Prospective design (i.e. data are collected on events which happen after you decide to do the study)
Uses hypotheticodeductive reasoning (i.e. seeks to falsify, rather than confirm, its own hypothesis)
Potentially eradicates bias by comparing two otherwise identical groups.
Allows for meta-analysis (combining the numerical results of several similar trials).
Disadvantages of the RCT design:
Expensive and time consuming
Many RCTs are not completed or are performed on too few patients or are done for a too short period of time.
Most RCTs are funded by large research bodies (university, government sponsored) or drug companies, who ultimately dictate the research agenda.
Surrogate endpoints may not reflect outcomes that are important to patients.

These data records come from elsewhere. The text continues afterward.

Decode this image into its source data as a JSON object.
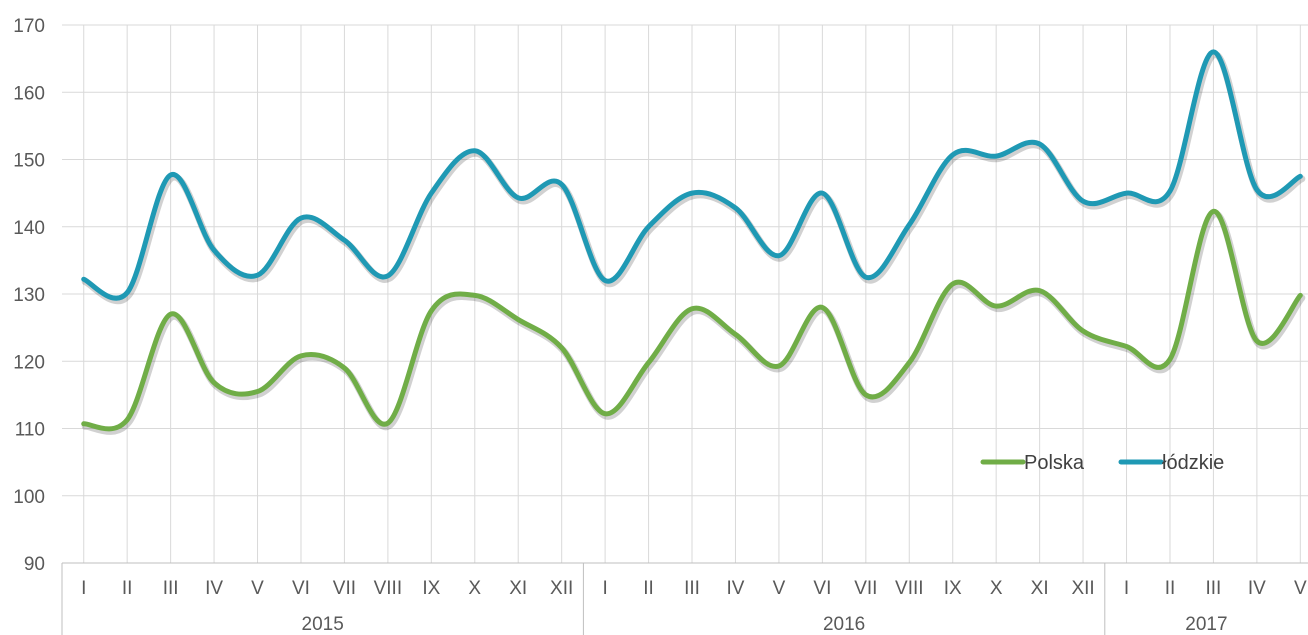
{
  "chart_data": {
    "type": "line",
    "title": "",
    "xlabel": "",
    "ylabel": "",
    "ylim": [
      90,
      170
    ],
    "yticks": [
      90,
      100,
      110,
      120,
      130,
      140,
      150,
      160,
      170
    ],
    "grid": true,
    "smooth": true,
    "legend_position": "bottom-right",
    "years": [
      {
        "label": "2015",
        "months": [
          "I",
          "II",
          "III",
          "IV",
          "V",
          "VI",
          "VII",
          "VIII",
          "IX",
          "X",
          "XI",
          "XII"
        ]
      },
      {
        "label": "2016",
        "months": [
          "I",
          "II",
          "III",
          "IV",
          "V",
          "VI",
          "VII",
          "VIII",
          "IX",
          "X",
          "XI",
          "XII"
        ]
      },
      {
        "label": "2017",
        "months": [
          "I",
          "II",
          "III",
          "IV",
          "V"
        ]
      }
    ],
    "series": [
      {
        "name": "Polska",
        "color": "#70ad47",
        "values": [
          110.7,
          111.3,
          127.0,
          116.8,
          115.5,
          120.8,
          119.0,
          110.8,
          127.5,
          129.8,
          126.2,
          122.0,
          112.2,
          119.8,
          127.8,
          124.0,
          119.3,
          128.0,
          115.0,
          119.8,
          131.5,
          128.2,
          130.5,
          124.5,
          122.2,
          120.3,
          142.3,
          123.0,
          129.8
        ]
      },
      {
        "name": "łódzkie",
        "color": "#1f99b4",
        "values": [
          132.2,
          130.2,
          147.7,
          136.5,
          132.8,
          141.3,
          138.0,
          132.7,
          145.0,
          151.3,
          144.3,
          146.3,
          132.0,
          140.0,
          145.0,
          142.8,
          135.7,
          145.0,
          132.5,
          140.3,
          150.7,
          150.5,
          152.3,
          143.8,
          145.0,
          145.3,
          166.0,
          145.5,
          147.5
        ]
      }
    ]
  }
}
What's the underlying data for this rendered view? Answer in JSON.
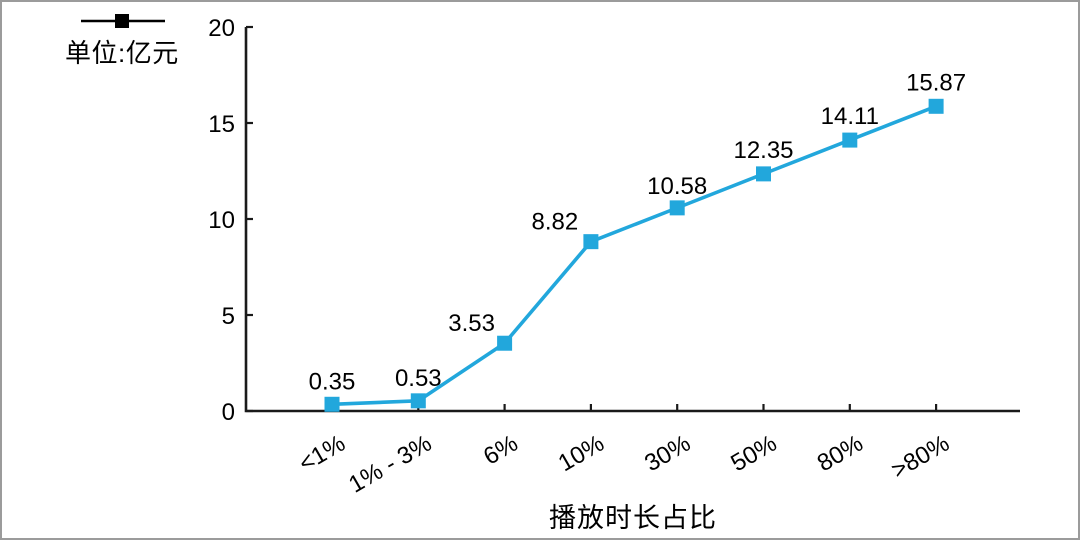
{
  "legend": {
    "label": "单位:亿元"
  },
  "chart_data": {
    "type": "line",
    "title": "",
    "xlabel": "播放时长占比",
    "ylabel": "",
    "unit_label": "单位:亿元",
    "categories": [
      "<1%",
      "1% - 3%",
      "6%",
      "10%",
      "30%",
      "50%",
      "80%",
      ">80%"
    ],
    "series": [
      {
        "name": "单位:亿元",
        "values": [
          0.35,
          0.53,
          3.53,
          8.82,
          10.58,
          12.35,
          14.11,
          15.87
        ],
        "color": "#22A7DC",
        "marker": "square"
      }
    ],
    "point_labels": [
      "0.35",
      "0.53",
      "3.53",
      "8.82",
      "10.58",
      "12.35",
      "14.11",
      "15.87"
    ],
    "y_ticks": [
      "0",
      "5",
      "10",
      "15",
      "20"
    ],
    "ylim": [
      0,
      20
    ],
    "grid": false,
    "legend_position": "top-left",
    "colors": {
      "line": "#22A7DC",
      "axis": "#1a1a1a",
      "text": "#000000",
      "frame_border": "#9b9b9b"
    }
  }
}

May introduce "hidden bias", especially through:
Imperfect randomization
Failure to randomize all eligible patients ("cherry pick patients")
Failure to blind assesors to randomization status of patients.
RCTs are unnecessary:
When a clearly successful intervention for an otherwise fatal condition is discovered
When a previous RCT or meta-analysis has given a definitive result (either positive or negative and no in-betweens).
It may be that a thorough search of the literature needs to be performed before deciding whether an RCT needs to be done.
RCTs are impractical:
When it would be unethical to seek consent to randomize.
Where the number of participants needed to demonstrate a significant difference between the groups is prohibitively high.